Authorities in Washington County and people close to the boy for years believed he was a runaway and was still alive somewhere, but every single lead the police department got has been fruitless.

All of the supposed sightings of Rainwalker ended up being other children who resembled him, Cambridge-Greenwich Police Chief George Bell said Thursday.

“There’s no doubts in my mind” that Rainwalker is dead, he said.

Rainwalker disappeared Nov. 1, 2007, at age 12. He was last seen in public at the Red Robin restaurant in Latham.

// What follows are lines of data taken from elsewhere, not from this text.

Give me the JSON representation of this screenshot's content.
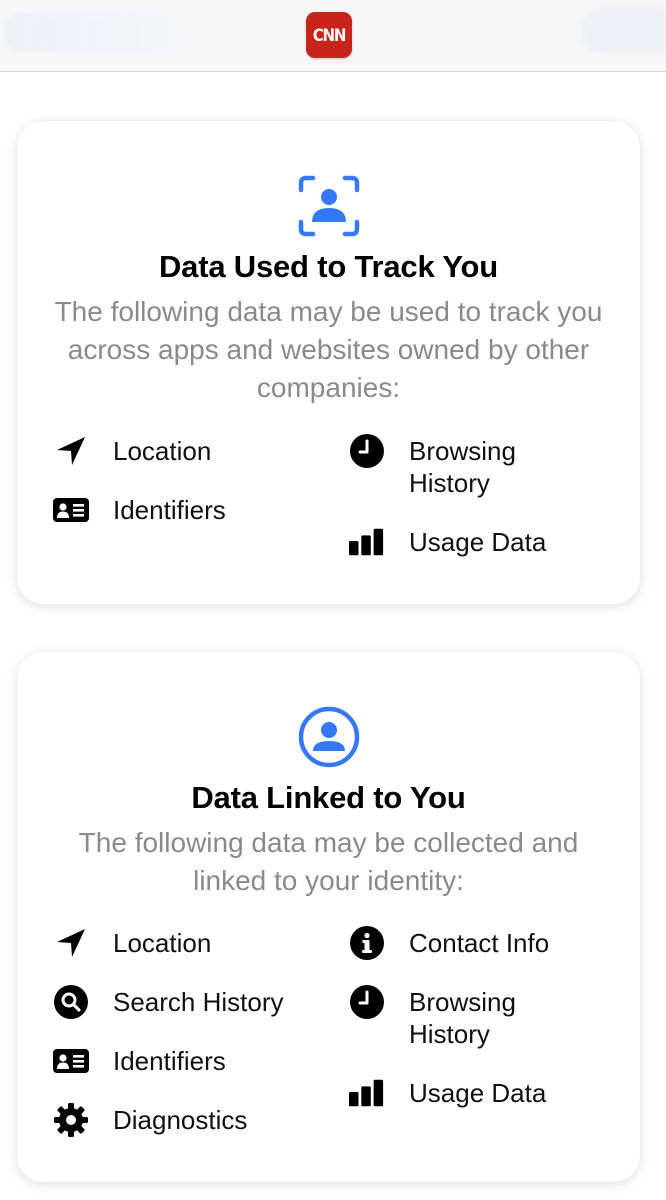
{
  "app": {
    "logo_text": "CNN",
    "logo_color": "#c8241c"
  },
  "accent_color": "#3478f6",
  "sections": [
    {
      "icon": "track-user-icon",
      "title": "Data Used to Track You",
      "description": "The following data may be used to track you across apps and websites owned by other companies:",
      "items": [
        {
          "icon": "location-arrow-icon",
          "label": "Location"
        },
        {
          "icon": "id-card-icon",
          "label": "Identifiers"
        },
        {
          "icon": "clock-icon",
          "label": "Browsing History"
        },
        {
          "icon": "bar-chart-icon",
          "label": "Usage Data"
        }
      ]
    },
    {
      "icon": "user-circle-icon",
      "title": "Data Linked to You",
      "description": "The following data may be collected and linked to your identity:",
      "items": [
        {
          "icon": "location-arrow-icon",
          "label": "Location"
        },
        {
          "icon": "search-icon",
          "label": "Search History"
        },
        {
          "icon": "id-card-icon",
          "label": "Identifiers"
        },
        {
          "icon": "gear-icon",
          "label": "Diagnostics"
        },
        {
          "icon": "info-icon",
          "label": "Contact Info"
        },
        {
          "icon": "clock-icon",
          "label": "Browsing History"
        },
        {
          "icon": "bar-chart-icon",
          "label": "Usage Data"
        }
      ]
    }
  ]
}
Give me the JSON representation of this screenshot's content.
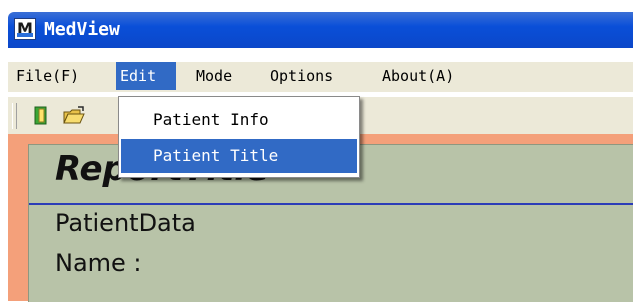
{
  "window": {
    "title": "MedView",
    "icon": "app-m-icon"
  },
  "menubar": {
    "items": [
      {
        "label": "File(F)",
        "active": false
      },
      {
        "label": "Edit",
        "active": true
      },
      {
        "label": "Mode",
        "active": false
      },
      {
        "label": "Options",
        "active": false
      },
      {
        "label": "About(A)",
        "active": false
      }
    ]
  },
  "dropdown": {
    "items": [
      {
        "label": "Patient Info",
        "highlighted": false
      },
      {
        "label": "Patient Title",
        "highlighted": true
      }
    ]
  },
  "toolbar": {
    "icons": [
      "new-document-icon",
      "open-folder-icon"
    ]
  },
  "report": {
    "title": "ReportTitle",
    "section": "PatientData",
    "name_label": "Name :"
  },
  "colors": {
    "title_bar": "#0a4fd8",
    "menu_highlight": "#316ac5",
    "client_border": "#f4a07a",
    "report_background": "#b8c3a8",
    "rule_line": "#2b3cb8"
  }
}
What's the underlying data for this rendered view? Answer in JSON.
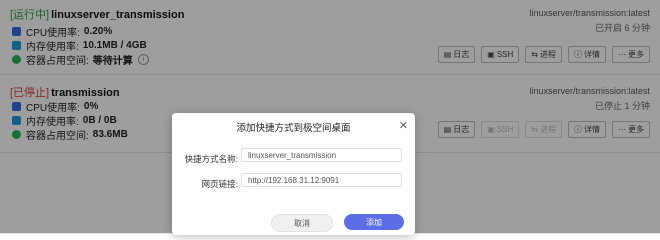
{
  "containers": [
    {
      "status": "[运行中]",
      "name": "linuxserver_transmission",
      "image": "linuxserver/transmission:latest",
      "uptime": "已开启 6 分钟",
      "cpu_label": "CPU使用率:",
      "cpu_value": "0.20%",
      "mem_label": "内存使用率:",
      "mem_value": "10.1MB / 4GB",
      "disk_label": "容器占用空间:",
      "disk_value": "等待计算"
    },
    {
      "status": "[已停止]",
      "name": "transmission",
      "image": "linuxserver/transmission:latest",
      "uptime": "已停止 1 分钟",
      "cpu_label": "CPU使用率:",
      "cpu_value": "0%",
      "mem_label": "内存使用率:",
      "mem_value": "0B / 0B",
      "disk_label": "容器占用空间:",
      "disk_value": "83.6MB"
    }
  ],
  "actions": {
    "log": "日志",
    "ssh": "SSH",
    "process": "进程",
    "detail": "详情",
    "more": "更多"
  },
  "modal": {
    "title": "添加快捷方式到极空间桌面",
    "name_label": "快捷方式名称:",
    "name_value": "linuxserver_transmission",
    "url_label": "网页链接:",
    "url_value": "http://192.168.31.12:9091",
    "cancel": "取消",
    "confirm": "添加"
  },
  "colors": {
    "running": "#2b9a3a",
    "stopped": "#d64242",
    "primary": "#5b6ee6"
  }
}
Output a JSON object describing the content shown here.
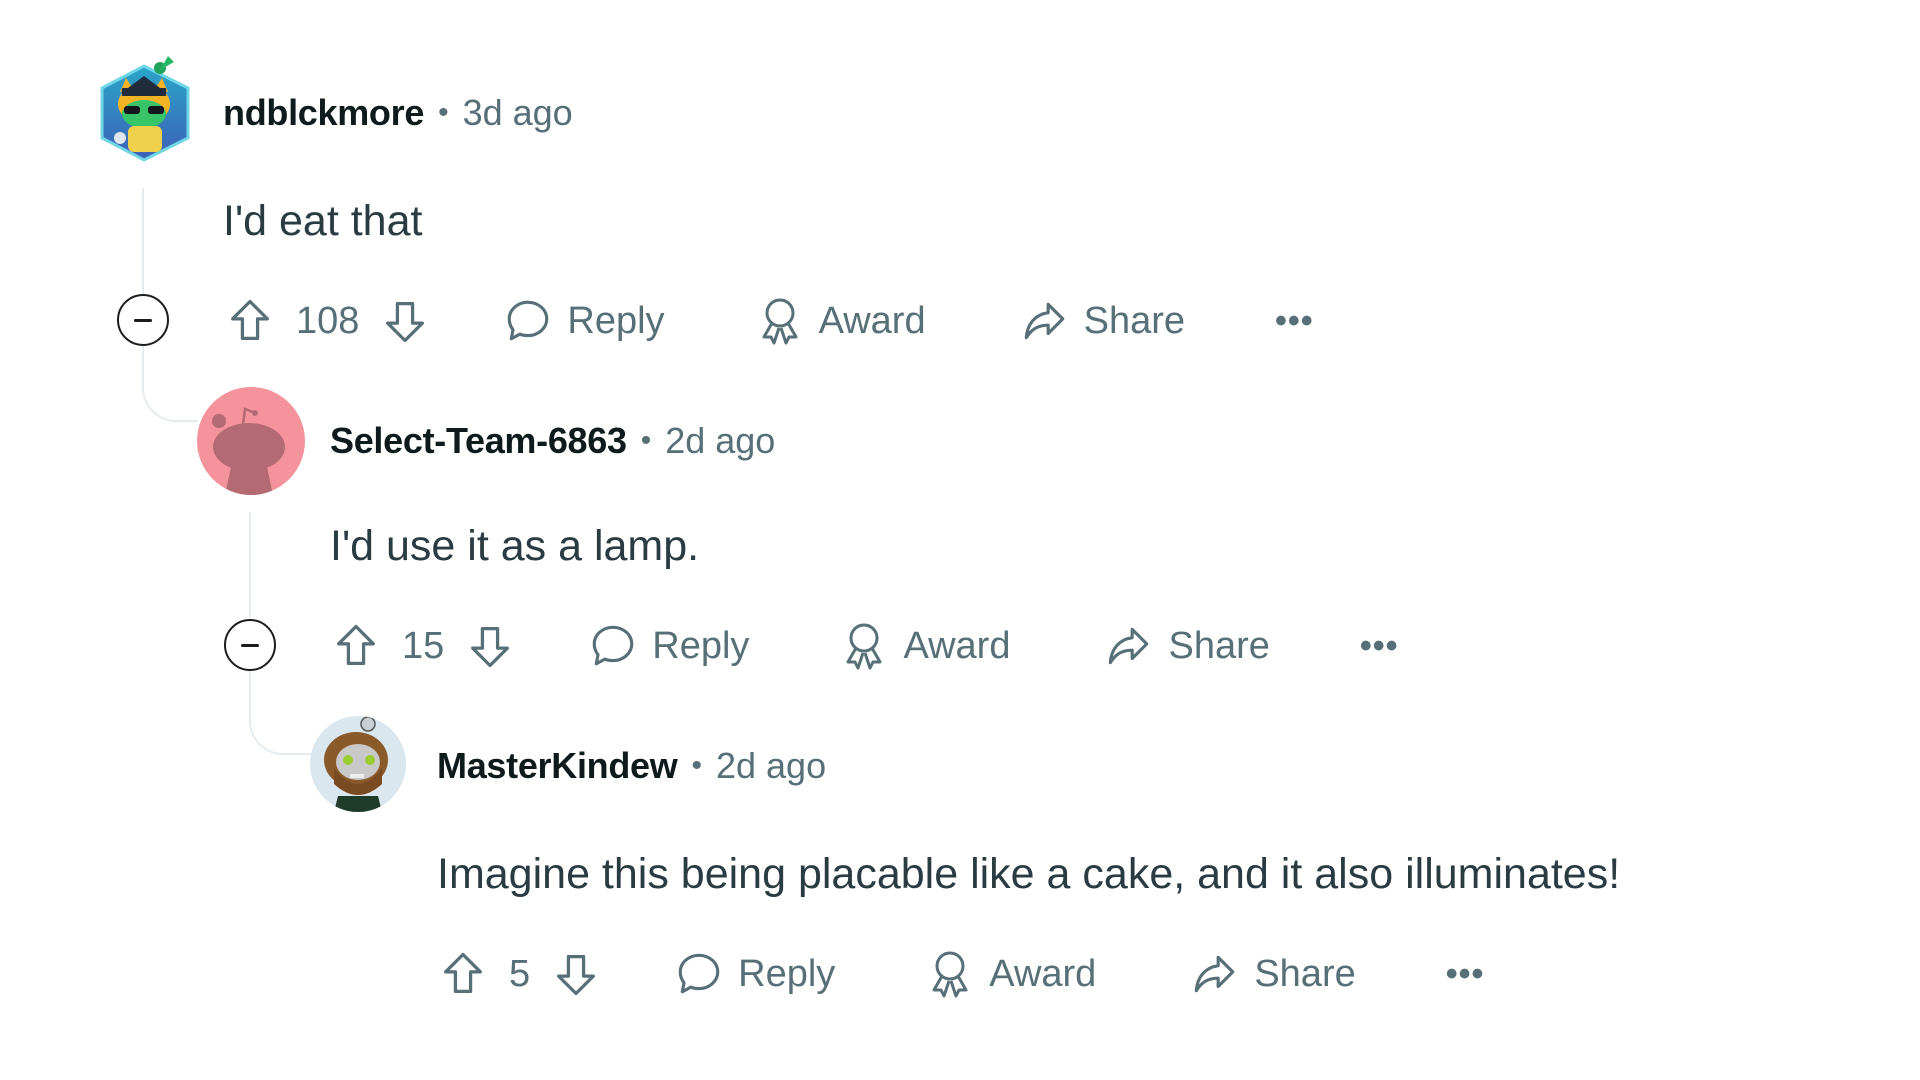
{
  "comments": [
    {
      "username": "ndblckmore",
      "separator": "•",
      "time": "3d ago",
      "body": "I'd eat that",
      "votes": "108",
      "avatar": "hexagon-snoo-avatar-graduation-cap",
      "actions": {
        "reply": "Reply",
        "award": "Award",
        "share": "Share",
        "more": "•••"
      }
    },
    {
      "username": "Select-Team-6863",
      "separator": "•",
      "time": "2d ago",
      "body": "I'd use it as a lamp.",
      "votes": "15",
      "avatar": "default-snoo-avatar-pink",
      "actions": {
        "reply": "Reply",
        "award": "Award",
        "share": "Share",
        "more": "•••"
      }
    },
    {
      "username": "MasterKindew",
      "separator": "•",
      "time": "2d ago",
      "body": "Imagine this being placable like a cake, and it also illuminates!",
      "votes": "5",
      "avatar": "bearded-snoo-avatar",
      "actions": {
        "reply": "Reply",
        "award": "Award",
        "share": "Share",
        "more": "•••"
      }
    }
  ],
  "colors": {
    "username": "#0f1a1c",
    "meta": "#576f76",
    "body": "#2a3c42",
    "thread_line": "#e5ebee",
    "default_avatar_bg": "#f4939b"
  }
}
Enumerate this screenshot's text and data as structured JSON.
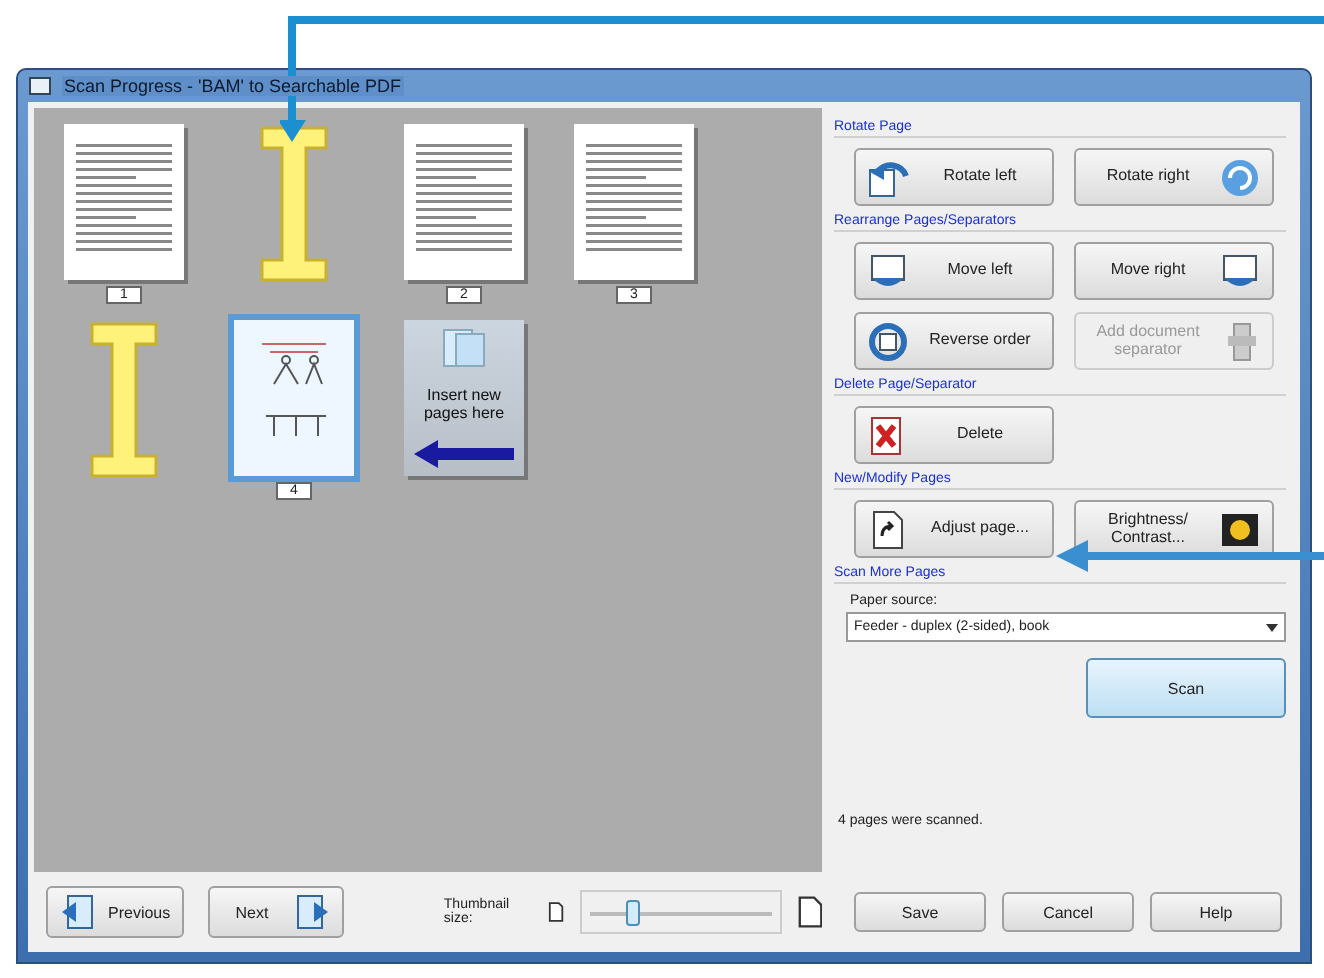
{
  "window": {
    "title": "Scan Progress - 'BAM' to Searchable PDF"
  },
  "thumbnails": [
    {
      "kind": "page",
      "label": "1",
      "selected": false
    },
    {
      "kind": "separator",
      "selected": false
    },
    {
      "kind": "page",
      "label": "2",
      "selected": false
    },
    {
      "kind": "page",
      "label": "3",
      "selected": false
    },
    {
      "kind": "separator",
      "selected": false
    },
    {
      "kind": "page",
      "label": "4",
      "selected": true
    },
    {
      "kind": "insert",
      "text": "Insert new pages here",
      "selected": false
    }
  ],
  "sections": [
    {
      "title": "Rotate Page",
      "buttons": [
        {
          "label": "Rotate left",
          "disabled": false
        },
        {
          "label": "Rotate right",
          "disabled": false
        }
      ]
    },
    {
      "title": "Rearrange Pages/Separators",
      "buttons": [
        {
          "label": "Move left",
          "disabled": false
        },
        {
          "label": "Move right",
          "disabled": false
        },
        {
          "label": "Reverse order",
          "disabled": false
        },
        {
          "label": "Add document separator",
          "disabled": true
        }
      ]
    },
    {
      "title": "Delete Page/Separator",
      "buttons": [
        {
          "label": "Delete",
          "disabled": false
        }
      ]
    },
    {
      "title": "New/Modify Pages",
      "buttons": [
        {
          "label": "Adjust page...",
          "disabled": false
        },
        {
          "label": "Brightness/ Contrast...",
          "disabled": false
        }
      ]
    },
    {
      "title": "Scan More Pages"
    }
  ],
  "paper_source": {
    "label": "Paper source:",
    "value": "Feeder - duplex (2-sided), book"
  },
  "scan_button": "Scan",
  "status": "4 pages were scanned.",
  "footer": {
    "previous": "Previous",
    "next": "Next",
    "thumbnail_size": {
      "label": "Thumbnail size:",
      "level": 0.25
    },
    "buttons": [
      "Save",
      "Cancel",
      "Help"
    ]
  }
}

His adoptive father, Stephen Kerr, said the two drove to an apartment on Hill Street in Greenwich, where they spent the night after Kerr had picked Rainwalker up that day from a halfway house in Altamont.

Rainwalker was sent there because he threatened another child.

Kerr told police that when he awoke in the morning, Rainwalker was gone from the apartment and had left a note saying he was sorry for the trouble he had caused his adoptive parents.

Kerr was considered a person of interest in the case but never arrested. Kerr and his wife, Jocelyn McDonald, moved to Vermont a few months after Rainwalker disappeared and did not cooperate further with police.

If Rainwalker were still alive, he would have shown up on someone’s radar rather than transforming into a child who didn’t attract attention, Bell said.

“He’s been a handful,” the chief said, noting that Rainwalker was born addicted to alcohol and crack cocaine and had behavioral problems as a result. The boy bounced around through the foster system before Kerr and McDonald adopted him.

Most runaways run out of money and resurface soon after disappearing, Bell said.

Though the case is considered a homicide, police don’t have any leads on who may have killed Rainwalker or where or how.

Still, the investigation remains active and has never been a “cold case,” the chief said in a news release.

It may not seem like police have discovered much, but Bell said much progress has been made in the case. Several people have been “thoroughly investigated” and cleared as suspects, and police recovered the yellow fleece pullover the boy was believed to be wearing when he disappeared.

“The investigators remain confident that the case will be successfully resolved and they remain dedicated to identifying the persons responsible for Jaliek’s disappearance and bringing them to justice,” police said in a statement.

The police department planned to announce the change in designation on the actual five-year anniversary of Rainwalker’s disappearance last month but postponed when Superstorm Sandy came roaring up the East Coast.

“We felt that this was a proper time to come out,” Bell said.

Rainwalker’s disappearance led several of the families that had cared for him to start a “Find Jaliek Task Force” with a website publicizing the timeline of his case and numerous pictures of him. They also hired psychics to try to locate him, held candlelight vigils and conducted their own searches.

Authorities also searched the Greenwich area and the nearby Battenkill River, though they also believed at the time that Rainwalker might have gone to Albany or the New York City area.

Besides the local police, several other agencies have been involved throughout the investigation: New York State Police, the Washington County Sheriff’s Office, the Federal Bureau of Investigation and New York State Forest Rangers.

The National Center for Missing and Exploited Children is reviewing the investigation and recommending some actions to the police.